134
Esta ambientação barroca, ou neobarroca, não se restringe, contudo, ao universo da
imaginação e do pensamento de Michelina levantados pelo narrador do romance. A oposição
entre a vida reclusa do rapaz com quem termina por ver-se obrigada a casar e a educação
viajada e capitalina da moça vai opor, ainda, todo um jogo entre sombra e luz, algo que
também remete a artifícios usados na arte barroca. No entanto, tal ambientação vai além: ela
segue também nas linhas arquitetônicas da poderosa mansão de don Leonardo Barroso, para
onde viaja a capitalina a fim de que conhecesse e desposasse o excêntrico filho do empresário,
Marianito Barroso. Ali, além do exagero das formas na descrição das mansões do lugar – um
verdadeiro “conjunto de mansiones amuralladas, mitad fortalezas, mitad mausoleos”

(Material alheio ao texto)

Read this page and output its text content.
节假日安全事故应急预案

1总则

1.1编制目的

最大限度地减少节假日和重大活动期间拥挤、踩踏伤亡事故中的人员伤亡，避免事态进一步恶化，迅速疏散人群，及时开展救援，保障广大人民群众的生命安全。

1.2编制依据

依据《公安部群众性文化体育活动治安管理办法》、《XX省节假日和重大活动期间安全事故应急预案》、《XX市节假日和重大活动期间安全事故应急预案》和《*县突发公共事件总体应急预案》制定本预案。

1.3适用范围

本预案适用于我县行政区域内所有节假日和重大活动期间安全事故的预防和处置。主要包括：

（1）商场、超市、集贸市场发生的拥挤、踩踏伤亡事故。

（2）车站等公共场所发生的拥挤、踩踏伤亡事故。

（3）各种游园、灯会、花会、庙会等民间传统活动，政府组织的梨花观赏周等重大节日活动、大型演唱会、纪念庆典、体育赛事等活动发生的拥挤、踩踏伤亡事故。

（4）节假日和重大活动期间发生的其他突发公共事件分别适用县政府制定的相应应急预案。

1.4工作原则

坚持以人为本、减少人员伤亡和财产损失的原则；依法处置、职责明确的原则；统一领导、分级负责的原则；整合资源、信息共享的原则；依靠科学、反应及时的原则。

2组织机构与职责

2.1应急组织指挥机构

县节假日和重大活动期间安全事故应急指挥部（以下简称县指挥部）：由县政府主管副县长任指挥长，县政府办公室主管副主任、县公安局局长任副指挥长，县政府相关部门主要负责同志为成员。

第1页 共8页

(FUENTES, [1995] 2007, p. 15-6) – chamam a atenção o descrever esse mesmo conjunto de
construções portentosas a partir do encerramento, de um abrir e fechar de grades que mais
lembra o claustro de um convento. Uma vez mais, observe-se a repetição como artifício
narrativo para a formação de uma ideia sobre o local, para a fixação da imagem que ultrapassa
seu sentido (no) presente: “Ni una teja, ni un adobe, sólo mármol, cemento, piedra, yeso y
más rejas, rejas detrás de las rejas, dentro de las rejas, hacia las rejas, un laberinto enrejado”
(Ibid., p. 16).
Porém, as correspondências entre o ensaio de Fuentes (e as consequentes leituras e
releituras que traz dos clássicos de sua genealogia literária) e a voz de seu narrador coiote se
tornam ainda mais evidentes se avançamos um pouco mais em um drama que dilacera a
capitalina de seu romance, sua Sor Michelina. Ocorre que a capitalina, ao ser prometida, se vê
dividida entre a obrigação de unir-se ao filho que será seu marido e a imediata paixão pelo
pai, que será seu amante. É quando, dilacerada, dividida, então, a alma dessa jovem, ela
adormece vestida de noiva, com uma roupa antiga que atravessou gerações na família, e tem
um sonho de ambientação barroca similar à do real objetivo contado por Fuentes no capítulo
“El barroco del Nuevo Mundo” do seu El espejo enterrado, no apartado “Mi alma está
dividida” (Cf. FUENTES, [1992] 2010, p. 251-2-3), acerca de Sor Juana. Em La frontera, é
mesmo com tal ambientação que se assemelha o sonho de Michelina, que
Se soñó en un convento, paseándose entre patios y arcadas, capillas y corredores,
mientras las demás monjas, acorraladas, se asomaban como animales entre las
rejillas de sus celdas, le gritaban obscenidades porque se iba a casar, porque prefería
el amor de un hombre a los esponsales con Cristo, la injuriaban por faltar a su voto,
por salirse de su orden, de su clase. (FUENTES, [1995] 2007, p. 26-7)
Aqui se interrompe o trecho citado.